O que esperar da evolução
O curso da areata é imprevisível, e essa é a característica que mais incomoda quem convive com ela. Em até um ano, 50% dos casos repilam espontaneamente, sem intervenção médica.
Isso tem uma consequência prática pouco comentada: qualquer produto usado durante esse período tende a levar o crédito por uma recuperação que aconteceria de qualquer forma.
A contrapartida é a recidiva. Novos surtos podem ocorrer, e a revisão publicada no JAAD Reviews registra taxa de recidiva de até 85%, com progressão de formas em placas para quadros mais graves em 14% a 25% dos casos.
O impacto vai além do couro cabeludo. A estigmatização social documentada nesses pacientes prejudica a autoestima e favorece quadros de ansiedade e isolamento, o que faz do suporte emocional parte legítima do acompanhamento.
Existe um alerta que vem da própria academia sobre esse cenário de vulnerabilidade.

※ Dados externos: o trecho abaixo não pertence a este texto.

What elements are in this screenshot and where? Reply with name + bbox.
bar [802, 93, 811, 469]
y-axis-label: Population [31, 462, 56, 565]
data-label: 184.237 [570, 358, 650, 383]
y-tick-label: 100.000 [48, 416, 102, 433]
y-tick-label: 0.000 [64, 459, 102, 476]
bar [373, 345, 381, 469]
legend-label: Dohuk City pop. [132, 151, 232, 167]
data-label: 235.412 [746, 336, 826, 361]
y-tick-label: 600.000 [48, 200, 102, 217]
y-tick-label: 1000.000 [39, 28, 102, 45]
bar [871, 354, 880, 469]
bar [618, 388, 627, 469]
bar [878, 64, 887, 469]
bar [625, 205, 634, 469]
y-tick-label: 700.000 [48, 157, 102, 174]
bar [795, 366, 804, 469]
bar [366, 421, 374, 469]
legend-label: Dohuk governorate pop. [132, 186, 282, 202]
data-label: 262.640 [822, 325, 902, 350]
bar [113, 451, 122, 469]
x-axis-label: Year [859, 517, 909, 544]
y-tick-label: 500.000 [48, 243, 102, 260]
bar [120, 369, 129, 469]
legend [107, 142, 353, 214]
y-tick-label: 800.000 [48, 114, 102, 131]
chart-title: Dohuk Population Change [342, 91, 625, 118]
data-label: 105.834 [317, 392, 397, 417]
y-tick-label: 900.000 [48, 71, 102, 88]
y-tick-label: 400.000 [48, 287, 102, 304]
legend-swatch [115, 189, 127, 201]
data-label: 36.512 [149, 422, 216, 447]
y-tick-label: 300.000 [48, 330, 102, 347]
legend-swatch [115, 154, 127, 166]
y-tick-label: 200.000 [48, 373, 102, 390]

Cresce o número de profissionais que se autointitulam especialistas em queda de cabelo e indicam tratamentos sem respaldo científico, com promessas de crescimento capilar que a evidência não sustenta.
O que lembrar:
- A alopecia areata é autoimune, aparece em falhas arredondadas e não destrói o folículo, o que mantém a repilação possível mesmo depois de meses.
- Metade dos casos volta a crescer em até um ano, e a recidiva é frequente, porque o processo imunológico permanece.
- O estresse pode ser gatilho, mas não é a causa. E a areata não é calvície: se a sua queda segue um padrão de entradas e rarefação no topo, a resposta sobre o que fazer está em outro lugar, começando por quais são os tipos de alopecia.